Fixtures on the other hand were useful to me due to the fact that they create a temporary environment for each test. It’s basically a way to stand up and tear down structures and memory without having to do that every single time by running your entire program. For me this was particularly useful because to actually test the functionality of my ingest.py and query.py scripts I would have had to create a new chromadb instance every single time, and to honest that can get messy. So instead the @pytest.fixture convention just basically calls those functions every time and cleans them up afterwards, very much reminiscient of memory managment in C++ but for folders, so that was a fun parallel!
Specifically the tests I wrote cover things like verifying that unsupported file types are rejected, that ingesting the same file twice doesn’t create duplicates in ChromaDB, that metadata like the source file and chunk index are stored correctly, and that querying for something like “refund policy” actually returns text chunks containing information about refunds. Nothing too crazy but it gives me confidence that the core plumbing is working the way I expect it to.
I think another challenging piece this week was ensuring that I focused on getting the unit tests running and having an honest conversation with myself about the initial scope of the project. In my NLP class I’ve been really enjoying measuring the precision, recall and f-scores of models, but that’s a way to measure the effectiveness of the model I’m utilizing and while that may be exciting I think to make sure that I’ve got a finished product I needed to focus on the unit tests first. The model that I’m utilizing from Hugging Face (sentence-transformers/all-MiniLM-L6-v2) can be something that I measure after I’ve got everything working, because right now I’m building the harness and functionality. I can assess effectiveness once I’ve accomplished all my goals. So I went with some basic unit tests to ensure that I’m getting expected return text chunks that I know are in the test data and not necessarily measuring against other documentation just yet.

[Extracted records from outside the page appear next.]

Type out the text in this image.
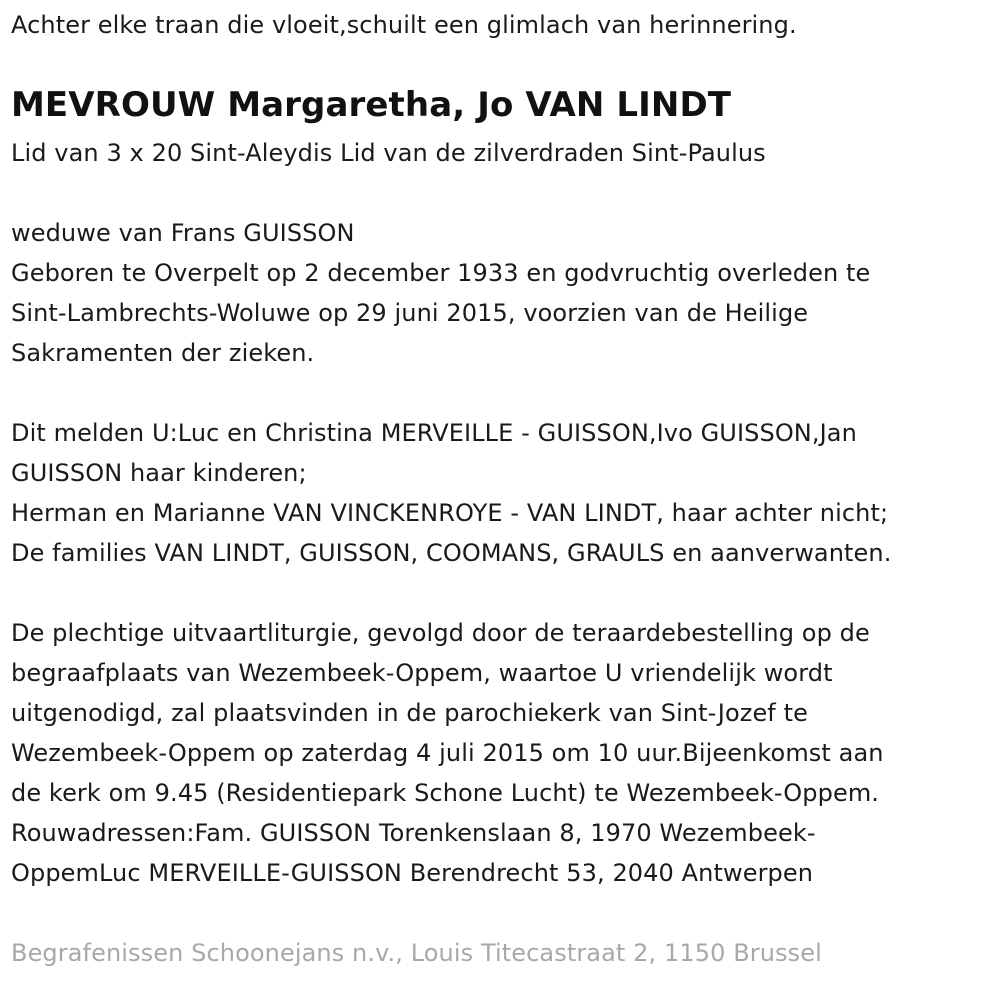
Achter elke traan die vloeit,schuilt een glimlach van herinnering.

MEVROUW Margaretha, Jo VAN LINDT

Lid van 3 x 20 Sint-Aleydis Lid van de zilverdraden Sint-Paulus

weduwe van Frans GUISSON

Geboren te Overpelt op 2 december 1933 en godvruchtig overleden te

Sint-Lambrechts-Woluwe op 29 juni 2015, voorzien van de Heilige

Sakramenten der zieken.

Dit melden U:Luc en Christina MERVEILLE - GUISSON,Ivo GUISSON,Jan

GUISSON haar kinderen;

Herman en Marianne VAN VINCKENROYE - VAN LINDT, haar achter nicht;

De families VAN LINDT, GUISSON, COOMANS, GRAULS en aanverwanten.

De plechtige uitvaartliturgie, gevolgd door de teraardebestelling op de

begraafplaats van Wezembeek-Oppem, waartoe U vriendelijk wordt

uitgenodigd, zal plaatsvinden in de parochiekerk van Sint-Jozef te

Wezembeek-Oppem op zaterdag 4 juli 2015 om 10 uur.Bijeenkomst aan

de kerk om 9.45 (Residentiepark Schone Lucht) te Wezembeek-Oppem.

Rouwadressen:Fam. GUISSON Torenkenslaan 8, 1970 Wezembeek-

OppemLuc MERVEILLE-GUISSON Berendrecht 53, 2040 Antwerpen

Begrafenissen Schoonejans n.v., Louis Titecastraat 2, 1150 Brussel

Overall I’m really happy with how much I learned about the pytest unit testing framework this week, and pending model performance I have a working prototype at the very least.
This Weeks Work#
This week I’ll be really focused on building the UI for the Semantic Search Engine and wiring everything together with FastAPI. Once that’s complete I’ll be ready to build some more tests for model performance and to dockerize the application. I feel like I’m nearing the point where I can focus more on fine tuning than on learning the stack that will go into the application. I feel like I’m in a relatively decent place.
Impediments#
This is the first week that I don’t forsee any major impediments I don’t know if I should be worried about that or not, but I feel pretty confident about the UI and FastAPI, probably because I’m more familiar with those than other tools I’ve worked with this semester for this project.
Reflections#
I think it was really interseting going through the pytest documentation and learning all of the different conventions utilized for this unit testing framework, I think I also didn’t realize how involved the whole process would be to test the application, so that lead me to stopping a little short of everything I actually wanted to measure, I guess that’s the beauty of the process of a project like this, I’m thinking of all of the ways that I could improve this past this class, because it really has become something I’ve loved to work on, especially with everything that I’ve learned!